Certains êtres vivants ont voyagé emportés par le vent, d'autres ont marché ou se sont déplacés dans l'estomac d'autres animaux, jusqu'à ce qu'ils trouvent un habitat idéal. D'autres ont évolué par mutation, chaque génération faisant des expériences pour mieux s'adapter à l'endroit où ils se trouvent. La longue stabilité de l'Holocène Le climat a permis une complexité incroyable.

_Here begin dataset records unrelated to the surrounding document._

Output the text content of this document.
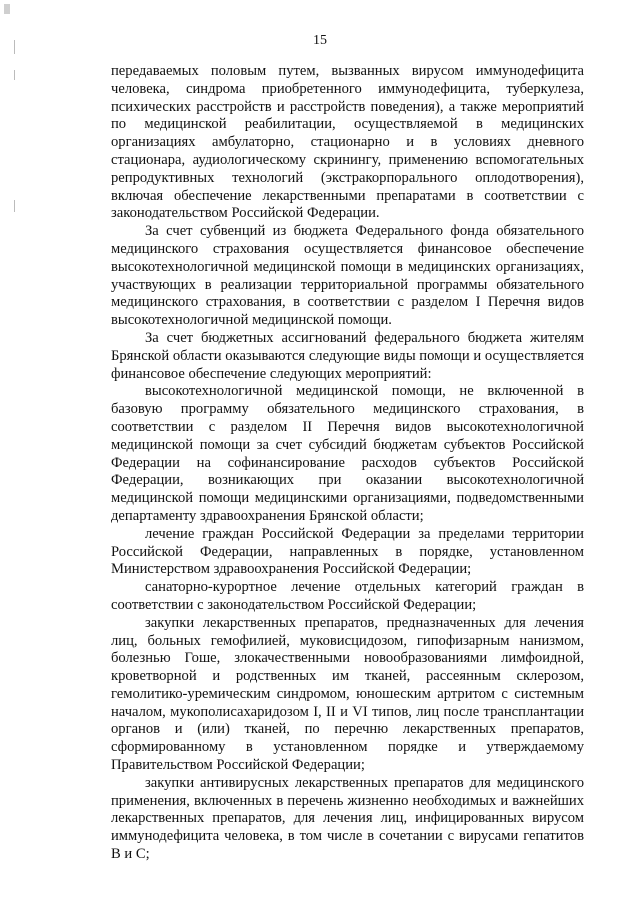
15

передаваемых половым путем, вызванных вирусом иммунодефицита человека, синдрома приобретенного иммунодефицита, туберкулеза, психических расстройств и расстройств поведения), а также мероприятий по медицинской реабилитации, осуществляемой в медицинских организациях амбулаторно, стационарно и в условиях дневного стационара, аудиологическому скринингу, применению вспомогательных репродуктивных технологий (экстракорпорального оплодотворения), включая обеспечение лекарственными препаратами в соответствии с законодательством Российской Федерации.

За счет субвенций из бюджета Федерального фонда обязательного медицинского страхования осуществляется финансовое обеспечение высокотехнологичной медицинской помощи в медицинских организациях, участвующих в реализации территориальной программы обязательного медицинского страхования, в соответствии с разделом I Перечня видов высокотехнологичной медицинской помощи.

За счет бюджетных ассигнований федерального бюджета жителям Брянской области оказываются следующие виды помощи и осуществляется финансовое обеспечение следующих мероприятий:

высокотехнологичной медицинской помощи, не включенной в базовую программу обязательного медицинского страхования, в соответствии с разделом II Перечня видов высокотехнологичной медицинской помощи за счет субсидий бюджетам субъектов Российской Федерации на софинансирование расходов субъектов Российской Федерации, возникающих при оказании высокотехнологичной медицинской помощи медицинскими организациями, подведомственными департаменту здравоохранения Брянской области;

лечение граждан Российской Федерации за пределами территории Российской Федерации, направленных в порядке, установленном Министерством здравоохранения Российской Федерации;

санаторно-курортное лечение отдельных категорий граждан в соответствии с законодательством Российской Федерации;

закупки лекарственных препаратов, предназначенных для лечения лиц, больных гемофилией, муковисцидозом, гипофизарным нанизмом, болезнью Гоше, злокачественными новообразованиями лимфоидной, кроветворной и родственных им тканей, рассеянным склерозом, гемолитико-уремическим синдромом, юношеским артритом с системным началом, мукополисахаридозом I, II и VI типов, лиц после трансплантации органов и (или) тканей, по перечню лекарственных препаратов, сформированному в установленном порядке и утверждаемому Правительством Российской Федерации;

закупки антивирусных лекарственных препаратов для медицинского применения, включенных в перечень жизненно необходимых и важнейших лекарственных препаратов, для лечения лиц, инфицированных вирусом иммунодефицита человека, в том числе в сочетании с вирусами гепатитов В и С;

L'humanité est relativement récente sur la Terre. Presque toutes les espèces de cette forêt - et de tous les autres écosystèmes - vivent sur Terre depuis plus longtemps que nous. Certaines espèces anciennes de plantes, d'arbres et d'autres organismes ont survécu aux changements climatiques sur la Terre pendant des centaines de millions d'années. Survivront-elles à l'avenir ? La réponse dépend de la rapidité du changement climatique et de notre capacité à aider les autres espèces à s'adapter.

La nature a besoin d'espace et de temps pour s'adapter et évoluer.

Pendant des milliers d'années, le pollen et les graines ont réussi à se déplacer vers un nouvel endroit approprié, ce qui a permis aux plantes les plus robustes de migrer, parfois sur de grandes distances. Aujourd'hui, le pollen et les graines ont de fortes chances atterrir sur des terres contrôlées par des humains, qui classeraient toute plante inconnue dans la catégorie des mauvaises herbes. Les animaux et les insectes peuvent explorer de nouvelles zones lorsque leur habitat devient inadapté. Mais les énormes champs de monoculture ne peuvent pas accueillir la même biodiversité que les espaces sauvages.

Plus nous modifions rapidement le climat, moins il y aura de diversité et d'abondance des formes de vie dans le monde.

Les biomes riches en carbone et les espèces qui y prospèrent mettent du temps à se développer. Les petites formes de vie vivant moins longtemps, comme les bactéries et les insectes, s'adaptent plus facilement. C'est en partie dû au fait qu'elles produisent des centaines ou des milliers de générations de descendants, avant même que les espèces plus grandes n'arrivent à se reproduire qu'une seule fois. En revanche, les espèces à croissance lente comme les arbres et les grands animaux auront plus de mal à survivre.

À l'heure actuelle, l'atmosphère se réchauffe plus rapidement qu'elle ne l'a jamais fait depuis au moins des dizaines de millions d'années. Ce réchauffement est trop rapide pour que de nombreuses espèces puissent s'adapter ou changer de lieu de vie. Si nous parvenons à ralentir considérablement le réchauffement, la plupart des plantes et des animaux avec lesquels nous vivons - et dont nous dépendons - auront plus de chances de s'adapter avec nous.